Como seria de esperar, ao caminhar para o litoral, a chuva desafogou algumas preocupações. Caso contrário andaria Eugénio Vítor a ouvir as queixas que agora são raras na Associação regional de agricultores de Alto-Minho, com sede em Viana do Castelo. “Como a chuva era macia infiltrou-se melhor e tem ajudado a recuperar o caudal das barragens, os lençóis freáticos e muitas culturas que estavam na corda-bamba”, ilustra. Ali, “são os insectos – a mosca do mediterrâneo, em particular – que estragam tudo”.
“Mas é necessário que cada vez, quando se faz a estratégia para uma exploração, as pessoas pensem na extracção, controlo e gestão de água para minorar efeitos de uma potencial situação de seca”, que se avizinham mais frequentes, acredita Saramago, também membro da Associação dos Produtores Agrícolas do Vale do Sousa e Tâmega.

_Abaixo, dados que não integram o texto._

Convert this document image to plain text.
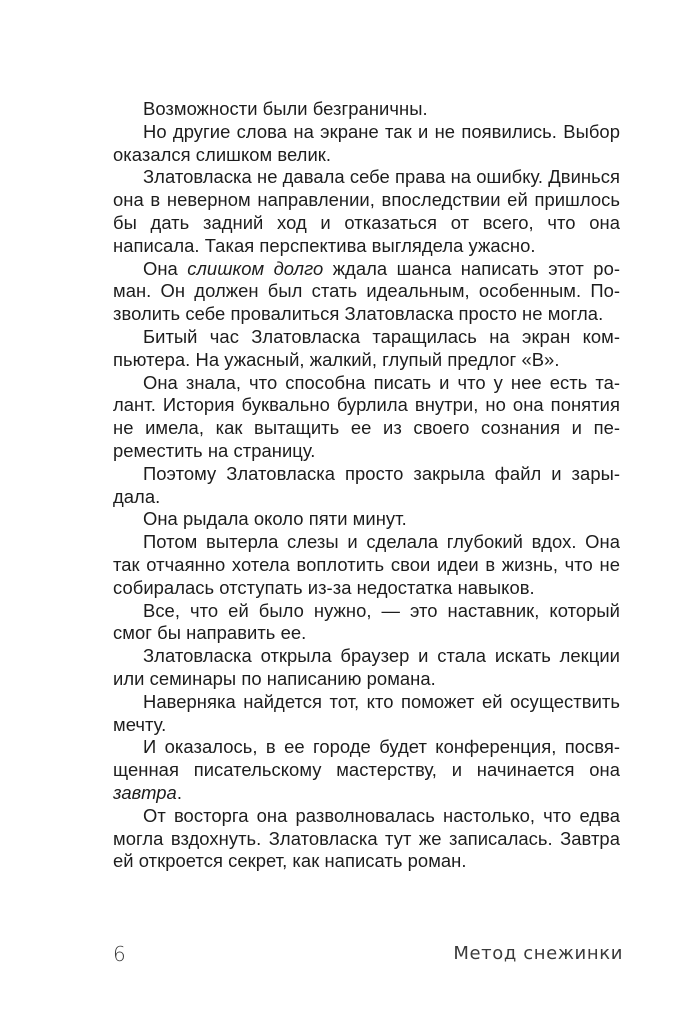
Возможности были безграничны.

Но другие слова на экране так и не появились. Выбор оказался слишком велик.

Златовласка не давала себе права на ошибку. Двинься она в неверном направлении, впоследствии ей пришлось бы дать задний ход и отказаться от всего, что она написала. Такая перспектива выглядела ужасно.

Она слишком долго ждала шанса написать этот роман. Он должен был стать идеальным, особенным. Позволить себе провалиться Златовласка просто не могла.

Битый час Златовласка таращилась на экран компьютера. На ужасный, жалкий, глупый предлог «В».

Она знала, что способна писать и что у нее есть талант. История буквально бурлила внутри, но она понятия не имела, как вытащить ее из своего сознания и переместить на страницу.

Поэтому Златовласка просто закрыла файл и зарыдала.

Она рыдала около пяти минут.

Потом вытерла слезы и сделала глубокий вдох. Она так отчаянно хотела воплотить свои идеи в жизнь, что не собиралась отступать из-за недостатка навыков.

Все, что ей было нужно, — это наставник, который смог бы направить ее.

Златовласка открыла браузер и стала искать лекции или семинары по написанию романа.

Наверняка найдется тот, кто поможет ей осуществить мечту.

И оказалось, в ее городе будет конференция, посвященная писательскому мастерству, и начинается она завтра.

От восторга она разволновалась настолько, что едва могла вздохнуть. Златовласка тут же записалась. Завтра ей откроется секрет, как написать роман.

6	Метод снежинки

A própria intensificação das culturas assim o obriga.
De volta a Trás-os-Montes, Pedro Lima insiste em que se visite o território, para que se não se confunda o litoral do interior. Em situação de desvantagem neste jogo de sobrevivência às alterações climáticas, as suas cabras serranas já comem a rama e casca dos pinheiros. “A seca tornou-as verdadeiras sapadoras”, ironiza o dono, o que lhe lembra uma comparação. “Os incêndios foram uma catástrofe fulminante e isto tem a mesma dimensão, mas é uma morte silenciosa. E lenta. E, mais uma vez, ninguém a está a impedir”.